4. 2nd Mortgage off of the existing property

Seasoned Landlord takes out a short-term and high-interest 2nd mortgage on their appreciated property to finance for another property. It may be to finance down payment or to buy the whole property depending upon the circumstances. Usually, the interest rate starts at 7% -8% can go as high as 12%. In most cases, the landlords who are into the landlording for long and who have a much higher amount accumulated in capital growth takes this kind of risks of investment property mortgage.

Not recommended for the novice landlords.

5. Hard Money Lending

This option of the investment property mortgage is for the experienced Landlord. Circumstances such as good rental property available for a good price and may not remain in the market for long would warrant, quick loan, without the qualification process. The landlord has to be highly confident about the perceived risk. The landlord would require the strong collateral for this kind of investment property mortgage.

Not recommended for the new landlords.

6. Seller-financed Mortgage

Sometimes seller agrees to hold part of the sale amount for some period or for a long period of time. That is seller take-back or seller hold-back or seller-financed mortgage. Let’s say the property sale amount is $250K. And the seller has agreed to hold back $50k for 3 years. You can go ahead and take the investment property mortgage as a conventional or whatever option available to you. The seller hold-back of $50 will go onto the title as the 2nd mortgage. You have to negotiate the interest rate and amortization period with the seller and stuck the deal. Many a time, your realtor may help you stuck a smart deal.

This option is for both the new and experienced landlords.
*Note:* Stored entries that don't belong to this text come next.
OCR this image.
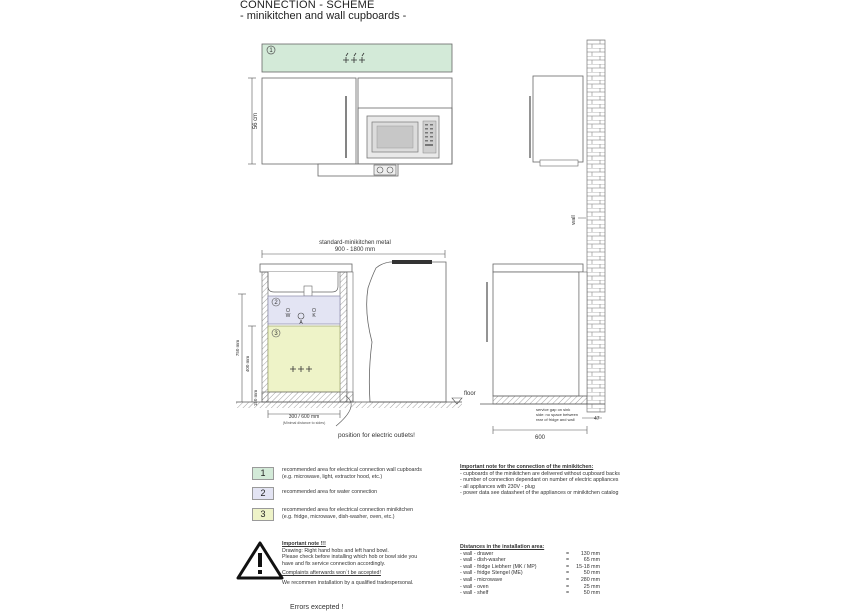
CONNECTION - SCHEME
- minikitchen and wall cupboards -
1
56 cm
wall
standard-minikitchen metal
900 - 1800 mm
2
W	K
A
3
floor
750 mm
400 mm
150 mm
300 / 600 mm
(Minimal distance to sides)
position for electric outlets!
service gap on sink
side: no space between
rear of fridge and wall	47
600
1	recommended area for electrical connection wall cupboards
(e.g. microwave, light, extractor hood, etc.)
2	recommended area for water connection
3	recommended area for electrical connection minikitchen
(e.g. fridge, microwave, dish-washer, oven, etc.)
Important note for the connection of the minikitchen:
- cupboards of the minikitchen are delivered without cupboard backs
- number of connection dependant on number of electric appliances
- all appliances with 230V - plug
- power data see datasheet of the appliances or minikitchen catalog
Important note !!!
Drawing: Right hand hobs and left hand bowl.
Please check before installing which hob or bowl side you
have and fix service connection accordingly.
Complaints afterwards won´t be accepted!
We recommen installation by a qualified tradespersonal.
Distances in the installation area:
- wall - drawer	=	130 mm
- wall - dish-washer	=	65 mm
- wall - fridge Liebherr (MK / MP)	=	15-18 mm
- wall - fridge Stengel (ME)	=	50 mm
- wall - microwave	=	280 mm
- wall - oven	=	25 mm
- wall - shelf	=	50 mm
Errors excepted !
Conclusion: Investment Property Mortgage is one of a fascinating aspect of landlording. At the initial stage of your career, you should go with a more traditional way of financing. As you grow in experience and capital growth of your acquired properties, you have to start finding different options for financing. Smartly negotiated deals with private lenders can make you rich. And you may end up in a hot water for the bad deal.